Jools Holland & his Rhythm & Blues Orchestra – Review – Hull City Hall
Jools Holland & his Rhythm & Blues Orchestra – Review
Hull City Hall, June 2018
by Roger Crow
I’ve been writing features about Jools Holland for 26 years. Usually centring on his Later… guest stars because the man himself can be a bit of an enigma. Though I’m impressed with his ivory-tinkling skills, I’ve always found the man himself to be a little like a used car dealer. He has that aura of a bloke who’s just shifted a nice little motor.
I’m at Hull City Hall where a packed crowd is seated for warm-up act Chris Holland (brother of Jools). I can’t make out much of what he’s saying, but his vocals and keyboard skills are impressive even if his banter is shy and a little awkward.
The main event does not disappoint, even if there are too many musicians. Each of them is terrific, and we get to witness their skills, either through brief or lengthy individual performances. The drum solo by fellow Squeeze veteran Gilson Lavis is worthy of Buddy Rich and quite rightly attracts thunderous applause.
“Giving their all”
Among the guest stars is Marc Almond, who is on top form. His versions of old classics ‘Say Hello, Wave Goodbye’ and ‘Tainted Love’ bring the house down. The latter adapts beautifully to that big band sound. (I’d love to have heard him perform ‘Jackie’ and ‘Something’s Gotten Hold of My Heart’ with that gobsmacking backing, but sadly it’s not to be).
Part of the problem with so many powerful musicians on stage is the danger of them overlapping and drowning out the vocalists. The gig works best when stripped down to basics. Just Jools and Gilson for example, or impressive vocalists Louise Marshall and Rosie Mae doing their thing.
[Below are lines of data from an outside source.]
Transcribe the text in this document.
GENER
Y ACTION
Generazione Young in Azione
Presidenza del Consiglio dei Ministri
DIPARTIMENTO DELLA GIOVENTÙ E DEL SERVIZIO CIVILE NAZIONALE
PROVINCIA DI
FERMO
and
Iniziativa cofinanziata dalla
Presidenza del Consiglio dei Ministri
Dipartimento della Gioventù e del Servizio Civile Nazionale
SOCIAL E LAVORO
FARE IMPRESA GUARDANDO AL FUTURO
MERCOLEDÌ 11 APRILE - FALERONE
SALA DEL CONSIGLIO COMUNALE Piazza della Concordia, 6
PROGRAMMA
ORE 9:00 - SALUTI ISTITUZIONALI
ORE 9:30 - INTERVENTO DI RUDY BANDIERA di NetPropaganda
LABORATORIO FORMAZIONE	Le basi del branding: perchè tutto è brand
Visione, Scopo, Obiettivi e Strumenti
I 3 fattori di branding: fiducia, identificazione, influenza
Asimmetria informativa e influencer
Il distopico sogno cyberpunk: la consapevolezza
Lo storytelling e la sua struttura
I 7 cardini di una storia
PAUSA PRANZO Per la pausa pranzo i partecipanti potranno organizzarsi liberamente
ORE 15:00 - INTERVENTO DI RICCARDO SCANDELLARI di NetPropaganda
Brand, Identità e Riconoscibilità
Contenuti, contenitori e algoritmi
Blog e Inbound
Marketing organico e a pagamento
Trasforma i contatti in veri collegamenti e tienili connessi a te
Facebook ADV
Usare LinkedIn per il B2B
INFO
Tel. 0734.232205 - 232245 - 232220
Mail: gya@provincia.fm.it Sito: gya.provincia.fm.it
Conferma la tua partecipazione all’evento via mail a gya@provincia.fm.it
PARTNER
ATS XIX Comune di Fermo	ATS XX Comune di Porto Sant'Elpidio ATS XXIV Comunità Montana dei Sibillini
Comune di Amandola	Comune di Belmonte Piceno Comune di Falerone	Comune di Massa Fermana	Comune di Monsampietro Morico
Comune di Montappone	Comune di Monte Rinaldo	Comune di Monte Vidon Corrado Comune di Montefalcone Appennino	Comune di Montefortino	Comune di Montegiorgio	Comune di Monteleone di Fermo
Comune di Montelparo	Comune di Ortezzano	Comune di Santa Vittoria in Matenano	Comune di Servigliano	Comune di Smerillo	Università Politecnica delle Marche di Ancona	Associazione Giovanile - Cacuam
When everyone is giving their all, it occasionally turns into cacophonous noise, like throwing a drum kit and a piano down the Burj Khalifa lift shaft. However, it hardly matters. That feel good vibe soon washes over the audience and I’m left with a dilemma: stand up as Jools and his colleagues suggest or stay seated. As every row in my eye-line is up, I have little choice if I want to see anything but a sea of heads, while those behind me are seated. It’s a no-win scenario. I’ll risk it as waves of goodwill wash over us.
“Work magic on a keyboard”
I soon realise Jools’ grin is not that of a used car dealer, but a man who creates used song euphoria. Gathering so much talent on one stage, letting them do their thing and seeing the effect it has on an audience would give me a silly grin too. And that’s not even counting the ability to not only work magic on a keyboard but also play guitar. (I had no idea the Squeeze veteran was so accomplished in the latter department).
Inevitably Jools brings out Ruby Turner, one of the few women on Earth who can eclipse a dozen-plus musicians with her vocals. Some singers have voices like milk float engines: quiet, slow and they get the job done, but with little power. Ms Turner is a 747-engine of a vocalist; a 007-worthy diva still awaiting the call from Team Broccoli who belts out numbers like a woman possessed.
For most of the gig there’s that feeling of ‘I haven’t got a clue which is Jools’ signature track, but I’m enjoying what I’m hearing’. Slow numbers. Boogie woogie tunes. Blues. It’s a jamboree bag of a gig, with a little of something for everyone.
And then comes ‘Enjoy Yourself. It’s Later Than You Think’, the slightly portentous Radio 2 Drive-time theme which touches a chord with every middle-aged punter present. Suddenly I feel less guilty about being stood up; such life-affirming shows are to be grabbed with both hands.
I’m not surprised Holland has such a fine reputation for getting a crowd going. He’s a boogie woogie version of Glenn Miller who gets everyone in the mood for a good night.
Outstanding stuff and highly recommended. If nothing else, I’ll never look at Later… in the same way again.